Exactly this happens.

FT_Glyph_Stroke(...) definition is in the link in previous message.
All functions except FT_ALLOC(...) are defined in
http://git.savannah.gnu.org/cgit/freetype/freetype2.git/tree/src/base/ftglyph.c

FT_Glyph is defined as a pointer to a struct FT_GlyphRec, which is defined in
http://git.savannah.gnu.org/cgit/freetype/freetype2.git/tree/include/freetype/ftglyph.h.

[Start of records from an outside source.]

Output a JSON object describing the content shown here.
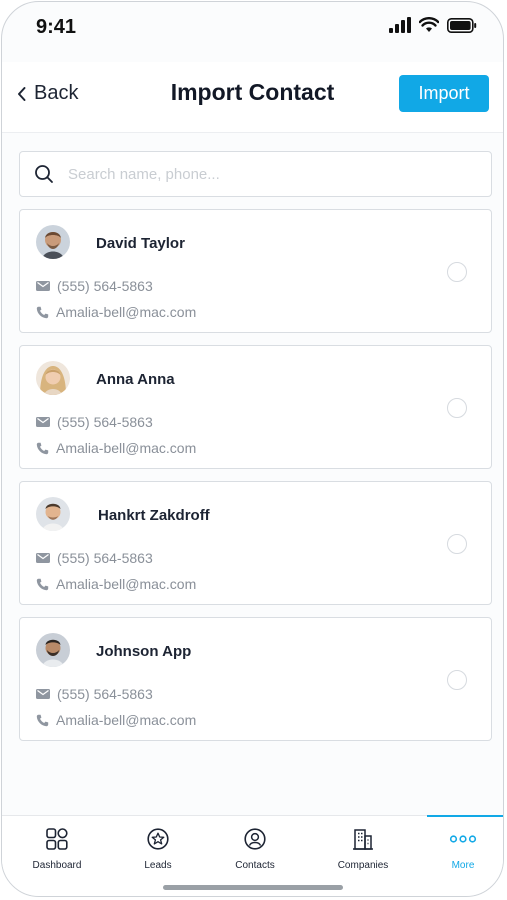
{
  "status_bar": {
    "time": "9:41"
  },
  "header": {
    "back_label": "Back",
    "title": "Import Contact",
    "import_label": "Import"
  },
  "search": {
    "placeholder": "Search name, phone..."
  },
  "contacts": [
    {
      "name": "David Taylor",
      "phone": "(555) 564-5863",
      "email": "Amalia-bell@mac.com",
      "selected": false
    },
    {
      "name": "Anna Anna",
      "phone": "(555) 564-5863",
      "email": "Amalia-bell@mac.com",
      "selected": false
    },
    {
      "name": "Hankrt Zakdroff",
      "phone": "(555) 564-5863",
      "email": "Amalia-bell@mac.com",
      "selected": false
    },
    {
      "name": "Johnson App",
      "phone": "(555) 564-5863",
      "email": "Amalia-bell@mac.com",
      "selected": false
    }
  ],
  "tabbar": {
    "active": "More",
    "items": [
      {
        "label": "Dashboard",
        "icon": "dashboard-grid-icon"
      },
      {
        "label": "Leads",
        "icon": "star-badge-icon"
      },
      {
        "label": "Contacts",
        "icon": "contact-circle-icon"
      },
      {
        "label": "Companies",
        "icon": "building-icon"
      },
      {
        "label": "More",
        "icon": "more-dots-icon"
      }
    ]
  },
  "colors": {
    "accent": "#11a8e6",
    "text": "#1d2433",
    "muted": "#8a9099",
    "border": "#d9dde2"
  }
}
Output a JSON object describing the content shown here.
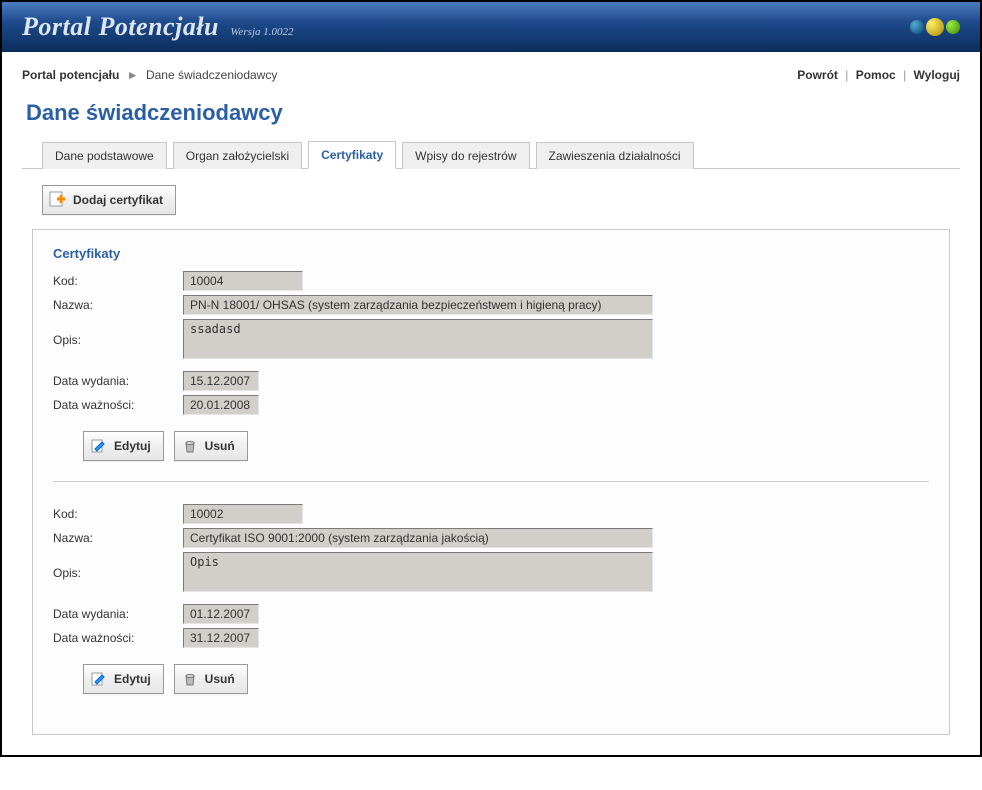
{
  "header": {
    "title": "Portal Potencjału",
    "subtitle": "Wersja 1.0022"
  },
  "breadcrumb": {
    "root": "Portal potencjału",
    "leaf": "Dane świadczeniodawcy"
  },
  "top_links": {
    "back": "Powrót",
    "help": "Pomoc",
    "logout": "Wyloguj"
  },
  "page_title": "Dane świadczeniodawcy",
  "tabs": {
    "t0": "Dane podstawowe",
    "t1": "Organ założycielski",
    "t2": "Certyfikaty",
    "t3": "Wpisy do rejestrów",
    "t4": "Zawieszenia działalności"
  },
  "buttons": {
    "add_cert": "Dodaj certyfikat",
    "edit": "Edytuj",
    "delete": "Usuń"
  },
  "panel_title": "Certyfikaty",
  "labels": {
    "kod": "Kod:",
    "nazwa": "Nazwa:",
    "opis": "Opis:",
    "data_wyd": "Data wydania:",
    "data_waz": "Data ważności:"
  },
  "certs": {
    "0": {
      "kod": "10004",
      "nazwa": "PN-N 18001/ OHSAS (system zarządzania bezpieczeństwem i higieną pracy)",
      "opis": "ssadasd",
      "data_wyd": "15.12.2007",
      "data_waz": "20.01.2008"
    },
    "1": {
      "kod": "10002",
      "nazwa": "Certyfikat ISO 9001:2000 (system zarządzania jakością)",
      "opis": "Opis",
      "data_wyd": "01.12.2007",
      "data_waz": "31.12.2007"
    }
  }
}
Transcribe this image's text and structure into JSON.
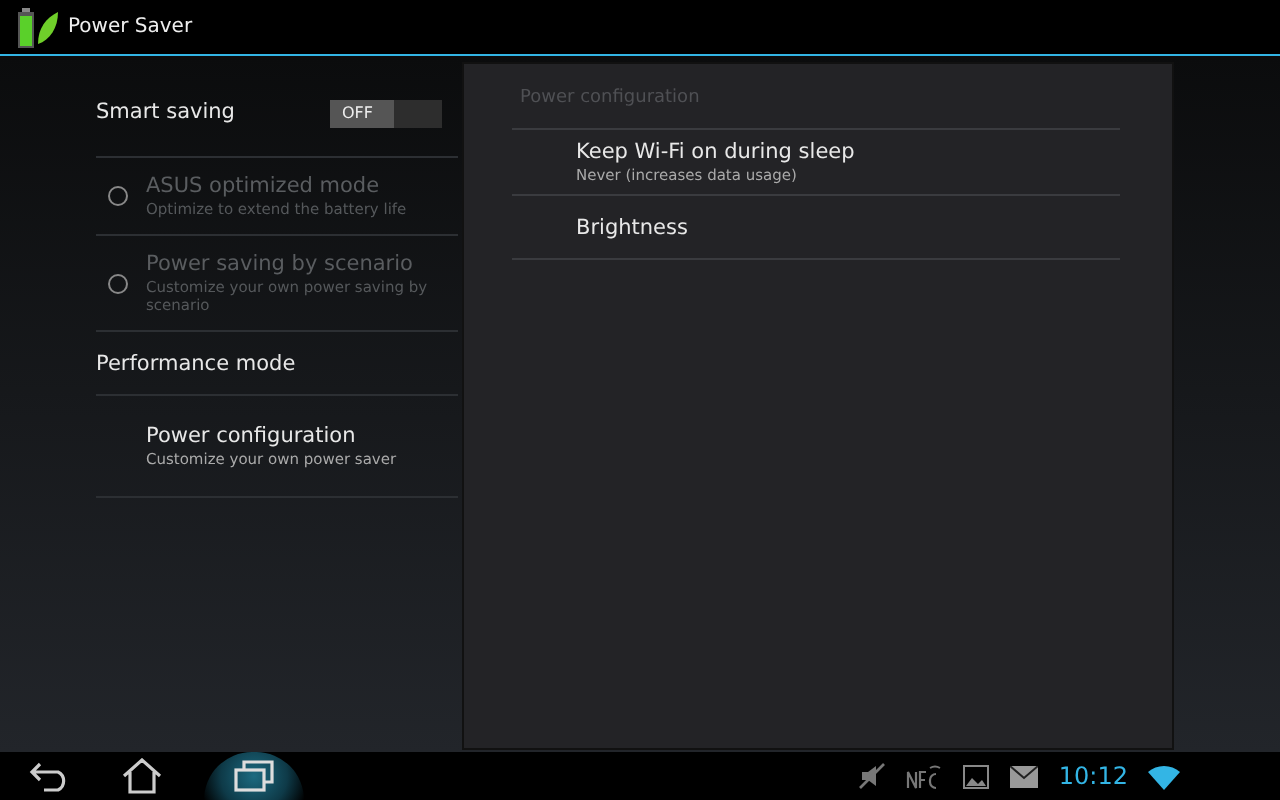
{
  "title_bar": {
    "title": "Power Saver"
  },
  "left_list": [
    {
      "kind": "toggle",
      "label": "Smart saving",
      "switch_label": "OFF",
      "on": false
    },
    {
      "kind": "radio",
      "label": "ASUS optimized mode",
      "summary": "Optimize to extend the battery life",
      "checked": false,
      "disabled": true
    },
    {
      "kind": "radio",
      "label": "Power saving by scenario",
      "summary": "Customize your own power saving by scenario",
      "checked": false,
      "disabled": true
    },
    {
      "kind": "header",
      "label": "Performance mode"
    },
    {
      "kind": "link",
      "label": "Power configuration",
      "summary": "Customize your own power saver"
    }
  ],
  "detail_panel": {
    "header": "Power configuration",
    "items": [
      {
        "label": "Keep Wi-Fi on during sleep",
        "summary": "Never (increases data usage)"
      },
      {
        "label": "Brightness"
      }
    ]
  },
  "nav_bar": {
    "buttons": [
      {
        "kind": "back",
        "selected": false
      },
      {
        "kind": "home",
        "selected": false
      },
      {
        "kind": "recent",
        "selected": true
      }
    ]
  },
  "status_bar": {
    "clock": "10:12"
  }
}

Inside FT_Glyph_Stroke(...) a new pointer FT_Glyph is created and origin glyph is copied in the new FT_Glyph using FT_Glyph_Copy(...) function, which allocates memory to the new glyph, so the new FT_Glyph now points to memory containing the copy of origin.

FT_EXPORT_DEF( FT_Error )
  FT_Glyph_Stroke( FT_Glyph    *pglyph,
                   FT_Stroker   stroker,
                   FT_Bool      destroy )
  {
    [...]
    FT_Glyph  glyph = NULL;

    [...]

    glyph = *pglyph;
    [...]
    {
      FT_Glyph  copy;

      error = FT_Glyph_Copy( glyph, &copy );   // Memory to origin glyph copy is allocated here
      if ( error )
        goto Exit;

      glyph = copy;
    }
    [...]
 

FT_Glyph_Copy(...) calls ft_new_glyph(...), which in turn calls FT_ALLOC(...), which allocates memory for the copy.

After manipulations with copy (outline and other things related to modification of the glyph) pointer *pglyph is redirected to the new FT_Glyph, and if origin glyph isn't destroyed by specifying destroy argument as "true" (which would call FT_Done_Glyph(...) on origin), memory for origin glyph is left hanging, which supposedly produces the leak, because origin glyph isn't used anywhere in subsequent code in Font.cpp.

   
[...]
if ( destroy )
      FT_Done_Glyph( *pglyph );   // Memory for origin glyph is cleared

    *pglyph = glyph;    // If destroy is "false", origin glyph wouldn't be destroyed and will be left hanging
                        // for someone else to use/clear
    goto Exit;

[...]
} // the function end
 

So it seems to me that setting destroy argument to "true" is a fix.